Age equivalent, grade equivalent, percentile marks and scaled scores are four of the normative scores of TOWRE–2, however, the authors recommend to use percentile marks and scaled scores to interpret test results rather than age and grade equivalent. The two subtests, Sight Word Efficiency (SWE) and Phonemic Decoding Efficiency (PDE), and the TWRE index score have mean of 100 and the standard deviation of 15. TWRE index integrate performances of both subtests, which is the reason why it is the most reliable test score.

== TOWRE–2 in United States ==
The test was first researched and administered in United States by Torgesen, Wagner and Rashotte in 1999. School children from 30 states in 1999 and 13 states including Washington DC in 2012 (the second edition of TOWRE) were administered the test to research the use, challenges and outcome of the test. In the present, TOWRE–2 is widely used in school setting and clinical assessments to test the learning disabilities and oral difficulties in children.

== TOWRE -2 in Australia ==
Even though most of the children have the ability to fluently read and comprehend what is taught in the school, there are significant number of children who have difficulty to read fluently and accurately. Australian Bureau of Statistics found that there are 52% of children from age 6–19 years who have difficulty achieving a score that is deemed average for everyday work literacy. Researchers have used TOWRE–2 in Australia to test the level of competency in children concerning reading accuracy and comprehension, and also to test the reason behind polarised achievement in children in the context of reading abilities. According to PISA 2000 (Program for International Student Assessment; OECD, 2002), in Australia, there are more than 40% of children who are strong readers and more than 30% of children who are weak readers.
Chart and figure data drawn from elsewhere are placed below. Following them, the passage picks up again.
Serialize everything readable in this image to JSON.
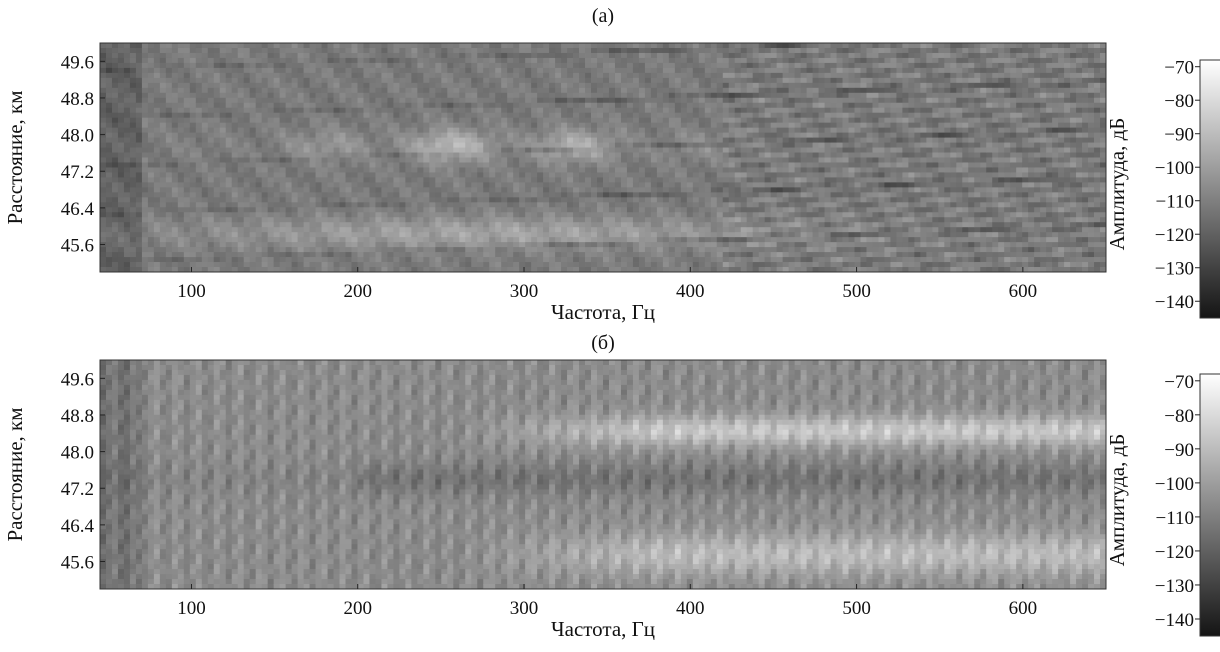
{
  "chart_data": [
    {
      "type": "heatmap",
      "title": "(а)",
      "xlabel": "Частота, Гц",
      "ylabel": "Расстояние, км",
      "colorbar_label": "Амплитуда, дБ",
      "xlim": [
        45,
        650
      ],
      "ylim": [
        45.0,
        50.0
      ],
      "xticks": [
        100,
        200,
        300,
        400,
        500,
        600
      ],
      "yticks": [
        45.6,
        46.4,
        47.2,
        48.0,
        48.8,
        49.6
      ],
      "ytick_labels": [
        "45.6",
        "46.4",
        "47.2",
        "48.0",
        "48.8",
        "49.6"
      ],
      "clim": [
        -145,
        -68
      ],
      "cticks": [
        -70,
        -80,
        -90,
        -100,
        -110,
        -120,
        -130,
        -140
      ],
      "colormap": "gray",
      "grid": false,
      "features": [
        {
          "kind": "bright-band",
          "freq_range": [
            170,
            400
          ],
          "range_km": [
            47.2,
            48.2
          ],
          "level_db": -85
        },
        {
          "kind": "bright-band",
          "freq_range": [
            100,
            450
          ],
          "range_km": [
            45.6,
            46.2
          ],
          "level_db": -95
        },
        {
          "kind": "striations",
          "freq_range": [
            400,
            650
          ],
          "range_km": [
            46.4,
            49.6
          ],
          "level_db": -105
        }
      ]
    },
    {
      "type": "heatmap",
      "title": "(б)",
      "xlabel": "Частота, Гц",
      "ylabel": "Расстояние, км",
      "colorbar_label": "Амплитуда, дБ",
      "xlim": [
        45,
        650
      ],
      "ylim": [
        45.0,
        50.0
      ],
      "xticks": [
        100,
        200,
        300,
        400,
        500,
        600
      ],
      "yticks": [
        45.6,
        46.4,
        47.2,
        48.0,
        48.8,
        49.6
      ],
      "ytick_labels": [
        "45.6",
        "46.4",
        "47.2",
        "48.0",
        "48.8",
        "49.6"
      ],
      "clim": [
        -145,
        -68
      ],
      "cticks": [
        -70,
        -80,
        -90,
        -100,
        -110,
        -120,
        -130,
        -140
      ],
      "colormap": "gray",
      "grid": false,
      "features": [
        {
          "kind": "bright-band",
          "freq_range": [
            300,
            650
          ],
          "range_km": [
            48.0,
            48.8
          ],
          "level_db": -82
        },
        {
          "kind": "bright-band",
          "freq_range": [
            320,
            650
          ],
          "range_km": [
            45.3,
            46.3
          ],
          "level_db": -88
        },
        {
          "kind": "dark-band",
          "freq_range": [
            200,
            650
          ],
          "range_km": [
            47.0,
            47.8
          ],
          "level_db": -108
        },
        {
          "kind": "striations",
          "freq_range": [
            45,
            300
          ],
          "range_km": [
            45.0,
            50.0
          ],
          "level_db": -100
        }
      ]
    }
  ]
}
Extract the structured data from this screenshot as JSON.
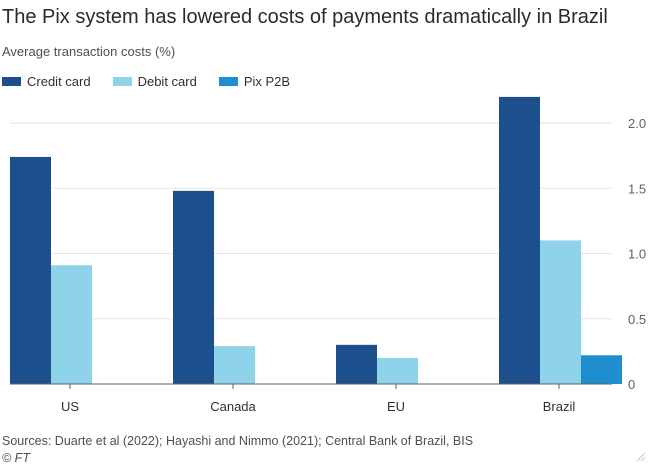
{
  "chart_data": {
    "type": "bar",
    "title": "The Pix system has lowered costs of payments dramatically in Brazil",
    "subtitle": "Average transaction costs (%)",
    "categories": [
      "US",
      "Canada",
      "EU",
      "Brazil"
    ],
    "series": [
      {
        "name": "Credit card",
        "color": "#1d4f8c",
        "values": [
          1.74,
          1.48,
          0.3,
          2.2
        ]
      },
      {
        "name": "Debit card",
        "color": "#8fd3ea",
        "values": [
          0.91,
          0.29,
          0.2,
          1.1
        ]
      },
      {
        "name": "Pix P2B",
        "color": "#1e8ecf",
        "values": [
          null,
          null,
          null,
          0.22
        ]
      }
    ],
    "yticks": [
      0,
      0.5,
      1.0,
      1.5,
      2.0
    ],
    "ytick_labels": [
      "0",
      "0.5",
      "1.0",
      "1.5",
      "2.0"
    ],
    "ylim": [
      0,
      2.2
    ],
    "grid": true,
    "y_axis_side": "right",
    "legend_position": "top-left"
  },
  "footer": {
    "source": "Sources: Duarte et al (2022); Hayashi and Nimmo (2021); Central Bank of Brazil, BIS",
    "credit": "© FT"
  }
}
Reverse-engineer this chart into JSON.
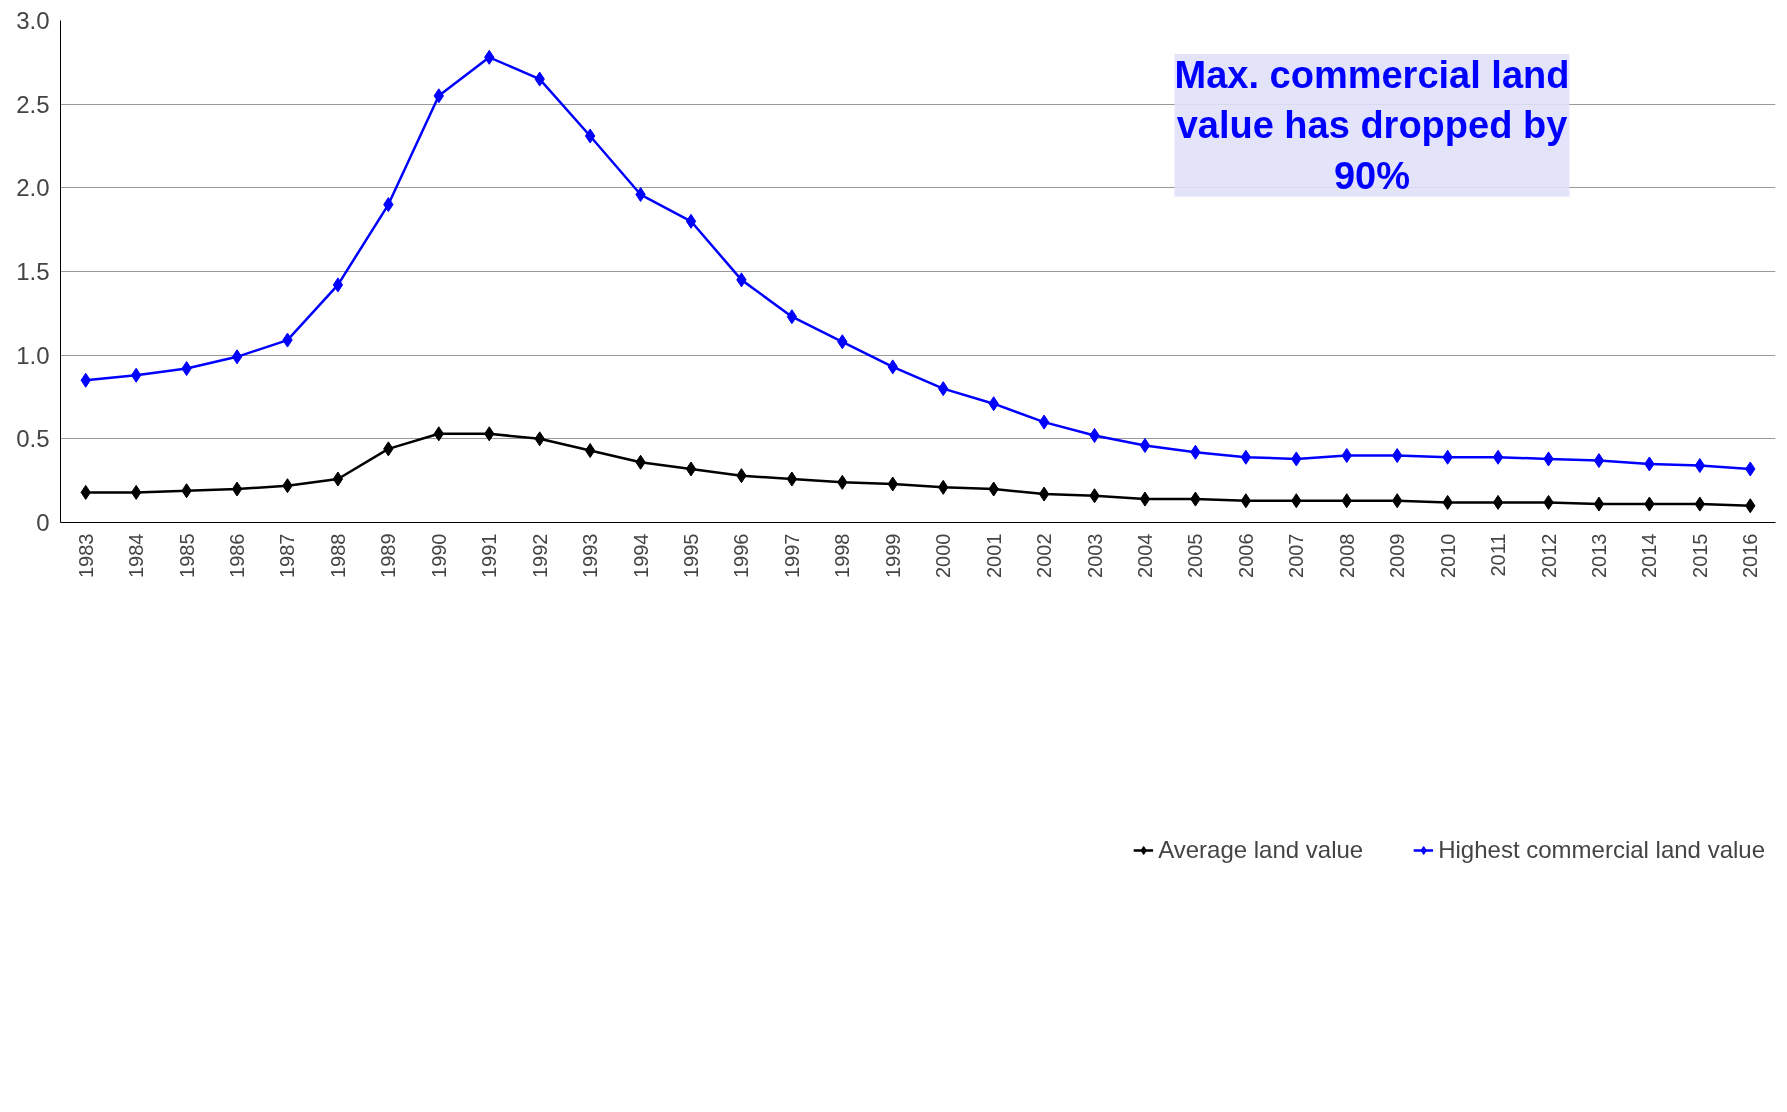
{
  "chart_data": {
    "type": "line",
    "categories": [
      "1983",
      "1984",
      "1985",
      "1986",
      "1987",
      "1988",
      "1989",
      "1990",
      "1991",
      "1992",
      "1993",
      "1994",
      "1995",
      "1996",
      "1997",
      "1998",
      "1999",
      "2000",
      "2001",
      "2002",
      "2003",
      "2004",
      "2005",
      "2006",
      "2007",
      "2008",
      "2009",
      "2010",
      "2011",
      "2012",
      "2013",
      "2014",
      "2015",
      "2016"
    ],
    "series": [
      {
        "name": "Average land value",
        "color": "#000000",
        "values": [
          0.18,
          0.18,
          0.19,
          0.2,
          0.22,
          0.26,
          0.44,
          0.53,
          0.53,
          0.5,
          0.43,
          0.36,
          0.32,
          0.28,
          0.26,
          0.24,
          0.23,
          0.21,
          0.2,
          0.17,
          0.16,
          0.14,
          0.14,
          0.13,
          0.13,
          0.13,
          0.13,
          0.12,
          0.12,
          0.12,
          0.11,
          0.11,
          0.11,
          0.1
        ]
      },
      {
        "name": "Highest commercial land value",
        "color": "#0000ff",
        "values": [
          0.85,
          0.88,
          0.92,
          0.99,
          1.09,
          1.42,
          1.9,
          2.55,
          2.78,
          2.65,
          2.31,
          1.96,
          1.8,
          1.45,
          1.23,
          1.08,
          0.93,
          0.8,
          0.71,
          0.6,
          0.52,
          0.46,
          0.42,
          0.39,
          0.38,
          0.4,
          0.4,
          0.39,
          0.39,
          0.38,
          0.37,
          0.35,
          0.34,
          0.32
        ]
      }
    ],
    "ylim": [
      0,
      3
    ],
    "yticks": [
      0,
      {
        "value": 0.5,
        "label": "0.5"
      },
      {
        "value": 1,
        "label": "1.0"
      },
      {
        "value": 1.5,
        "label": "1.5"
      },
      {
        "value": 2,
        "label": "2.0"
      },
      {
        "value": 2.5,
        "label": "2.5"
      },
      {
        "value": 3,
        "label": "3.0"
      }
    ],
    "grid": "y",
    "legend": "bottom",
    "marker": "diamond",
    "line_style": "solid",
    "annotations": [
      "Max. commercial land value has dropped by 90%"
    ]
  }
}
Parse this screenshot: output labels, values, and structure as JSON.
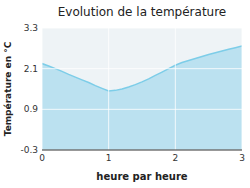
{
  "chart_data": {
    "type": "area",
    "title": "Evolution de la température",
    "xlabel": "heure par heure",
    "ylabel": "Température en °C",
    "x": [
      0,
      0.1,
      0.2,
      0.3,
      0.4,
      0.5,
      0.6,
      0.7,
      0.8,
      0.9,
      1.0,
      1.1,
      1.2,
      1.3,
      1.4,
      1.5,
      1.6,
      1.7,
      1.8,
      1.9,
      2.0,
      2.1,
      2.2,
      2.3,
      2.4,
      2.5,
      2.6,
      2.7,
      2.8,
      2.9,
      3.0
    ],
    "values": [
      2.25,
      2.18,
      2.1,
      2.02,
      1.93,
      1.85,
      1.77,
      1.69,
      1.6,
      1.52,
      1.44,
      1.46,
      1.5,
      1.56,
      1.63,
      1.71,
      1.8,
      1.9,
      2.0,
      2.1,
      2.2,
      2.28,
      2.34,
      2.4,
      2.46,
      2.52,
      2.57,
      2.62,
      2.67,
      2.72,
      2.77
    ],
    "color": "#7dcde8",
    "xlim": [
      0,
      3
    ],
    "ylim": [
      -0.3,
      3.3
    ],
    "xticks": [
      0,
      1,
      2,
      3
    ],
    "yticks": [
      -0.3,
      0.9,
      2.1,
      3.3
    ],
    "grid": true
  }
}
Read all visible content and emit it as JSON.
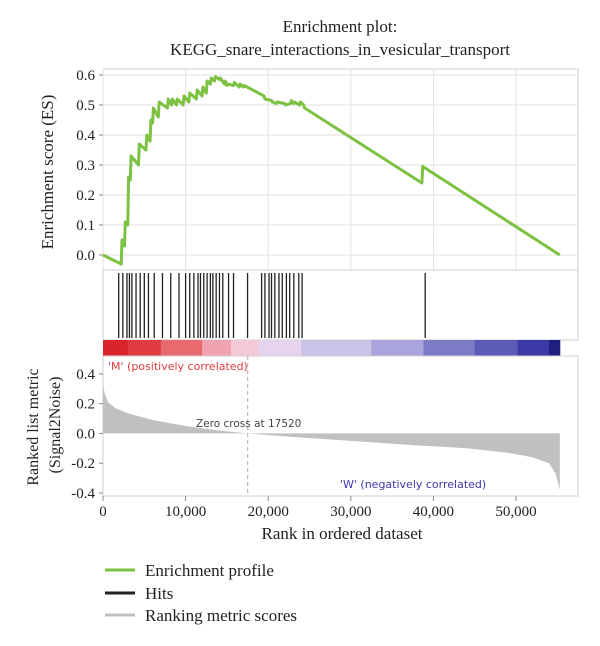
{
  "chart_data": {
    "type": "line",
    "title": "Enrichment plot:",
    "subtitle": "KEGG_snare_interactions_in_vesicular_transport",
    "xlabel": "Rank in ordered dataset",
    "xlim": [
      0,
      57500
    ],
    "x_ticks": [
      "0",
      "10,000",
      "20,000",
      "30,000",
      "40,000",
      "50,000"
    ],
    "x_tick_values": [
      0,
      10000,
      20000,
      30000,
      40000,
      50000
    ],
    "enrichment_panel": {
      "ylabel": "Enrichment score (ES)",
      "ylim": [
        -0.05,
        0.62
      ],
      "y_ticks": [
        "0.0",
        "0.1",
        "0.2",
        "0.3",
        "0.4",
        "0.5",
        "0.6"
      ],
      "y_tick_values": [
        0.0,
        0.1,
        0.2,
        0.3,
        0.4,
        0.5,
        0.6
      ],
      "grid": true,
      "series": [
        {
          "name": "Enrichment profile",
          "color": "#7dc242",
          "x": [
            0,
            2200,
            2300,
            2600,
            2700,
            3000,
            3100,
            3300,
            3400,
            4300,
            4400,
            5200,
            5300,
            5700,
            5800,
            6000,
            6100,
            6700,
            6800,
            7800,
            7900,
            8300,
            8400,
            8900,
            9000,
            9700,
            9800,
            10400,
            10500,
            11300,
            11400,
            12000,
            12100,
            12500,
            12600,
            13000,
            13100,
            13500,
            13600,
            14100,
            14200,
            14700,
            14800,
            15000,
            15100,
            15800,
            15900,
            16500,
            16600,
            17000,
            17100,
            19500,
            19600,
            20400,
            20500,
            21000,
            21100,
            22000,
            22100,
            22700,
            22800,
            23100,
            23200,
            23800,
            23900,
            24300,
            24400,
            38600,
            38700,
            55300
          ],
          "y": [
            0.0,
            -0.03,
            0.05,
            0.03,
            0.11,
            0.1,
            0.26,
            0.25,
            0.33,
            0.3,
            0.37,
            0.35,
            0.4,
            0.38,
            0.45,
            0.44,
            0.49,
            0.46,
            0.51,
            0.49,
            0.52,
            0.5,
            0.52,
            0.5,
            0.52,
            0.5,
            0.53,
            0.51,
            0.54,
            0.52,
            0.55,
            0.53,
            0.56,
            0.54,
            0.58,
            0.57,
            0.59,
            0.58,
            0.595,
            0.585,
            0.59,
            0.57,
            0.58,
            0.565,
            0.57,
            0.565,
            0.575,
            0.56,
            0.57,
            0.56,
            0.565,
            0.53,
            0.52,
            0.515,
            0.51,
            0.505,
            0.51,
            0.505,
            0.5,
            0.505,
            0.515,
            0.505,
            0.51,
            0.5,
            0.51,
            0.5,
            0.49,
            0.24,
            0.295,
            0.0
          ]
        }
      ]
    },
    "hits": {
      "name": "Hits",
      "color": "#222222",
      "positions": [
        1900,
        2400,
        2900,
        3200,
        3500,
        4000,
        4500,
        5000,
        5500,
        6200,
        7200,
        8200,
        9200,
        10000,
        10500,
        11000,
        11500,
        11800,
        12200,
        12600,
        13000,
        13300,
        13700,
        14100,
        14500,
        15200,
        15800,
        17500,
        19200,
        19600,
        20100,
        20400,
        20800,
        21300,
        21700,
        22200,
        22600,
        23100,
        23700,
        24100,
        39000
      ]
    },
    "color_bar": {
      "colors": [
        "#d8242a",
        "#e03c40",
        "#e86a6e",
        "#f0a4b0",
        "#f5c8d8",
        "#e6d4ee",
        "#c9c3e7",
        "#a9a4db",
        "#7d7ac6",
        "#5d5bb8",
        "#3b39a6",
        "#2b2a95",
        "#1f1f80"
      ],
      "stops": [
        0,
        3000,
        7000,
        12000,
        15500,
        18800,
        24000,
        32500,
        38800,
        45000,
        50200,
        54000,
        55300
      ]
    },
    "ranked_panel": {
      "ylabel": "Ranked list metric\n(Signal2Noise)",
      "ylim": [
        -0.42,
        0.52
      ],
      "y_ticks": [
        "0.4",
        "0.2",
        "0.0",
        "-0.2",
        "-0.4"
      ],
      "y_tick_values": [
        0.4,
        0.2,
        0.0,
        -0.2,
        -0.4
      ],
      "series": [
        {
          "name": "Ranking metric scores",
          "color": "#c0c0c0",
          "x": [
            0,
            200,
            600,
            1500,
            3000,
            6000,
            10000,
            14000,
            17520,
            22000,
            30000,
            38000,
            44000,
            49000,
            52000,
            54000,
            54800,
            55300
          ],
          "y": [
            0.33,
            0.27,
            0.21,
            0.17,
            0.135,
            0.09,
            0.05,
            0.02,
            0.0,
            -0.02,
            -0.05,
            -0.08,
            -0.1,
            -0.13,
            -0.16,
            -0.2,
            -0.27,
            -0.38
          ]
        }
      ],
      "annotations": {
        "positive": "'M' (positively correlated)",
        "negative": "'W' (negatively correlated)",
        "zero_cross": "Zero cross at 17520",
        "zero_cross_x": 17520
      }
    },
    "legend": {
      "placement": "bottom-left",
      "entries": [
        {
          "label": "Enrichment profile",
          "color": "#7dc242"
        },
        {
          "label": "Hits",
          "color": "#222222"
        },
        {
          "label": "Ranking metric scores",
          "color": "#c0c0c0"
        }
      ]
    }
  }
}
== Tests similar to TOWRE 2 ==
TOWRE 2 uses phonological non-words and simple to difficult syllabus words in order to detect any learning disabilities or just to find out how much the learning materials provided in the classroom are being effective. It has been known to be used by teachers and health professionals in different sectors. However, there are other tests which are similar to TOWRE 2 and has been used to assess the reading fluency and accuracy in children from age 6–24 years. Some of which are:

=== Comprehensive Test Of Phonological Processing Second Edition (CTOPP - 2) ===
CTOPP - 2 is a test which is administered to children as young as 5 years old to children at the age of 24 years. This test uses phonological words to assess the phonological ability of children and how well they are doing in comparison to their peers. This test consists of phonological awareness, phonological memory and rapid reading.

=== Gray Oral Reading Test Fourth Edition (GORT - 4) ===
There are a lot of reading test related to children, however, there are only few which administer the reading fluency and accuracy of adults. Thus GORT - 4 is a test which is used to assess the reading abilities of adults who have reading difficulty or learning disabilities. This test has two form; Form A and Form B, which compromises of passages. The examiner is required to administer the result by assessing how well the participant reads the passage.

=== Woodcock Johnson Third Edition (WJIII) ===
WJIII is mostly used to administer cognitive abilities, reading achievements and oral language use in both children and adults. This test has three subtests which are Form A (Letter Word Identification), Form B (Passage Comprehension) and Form C (Word Attack). These three subtests can be either jointly used or used separately.

=== The Slosson Phonics and Structural Analysis Test (SP-SAT) ===
SP-SAT is mostly used to assess structural writing skill and phonetic awareness in children from age 6 to 9 years. This test has 100 items which is used to analyse the results in 10–15 minutes. Even though this test is easy to use and takes minimum time, it can only be administered by teachers and educators after specialised training.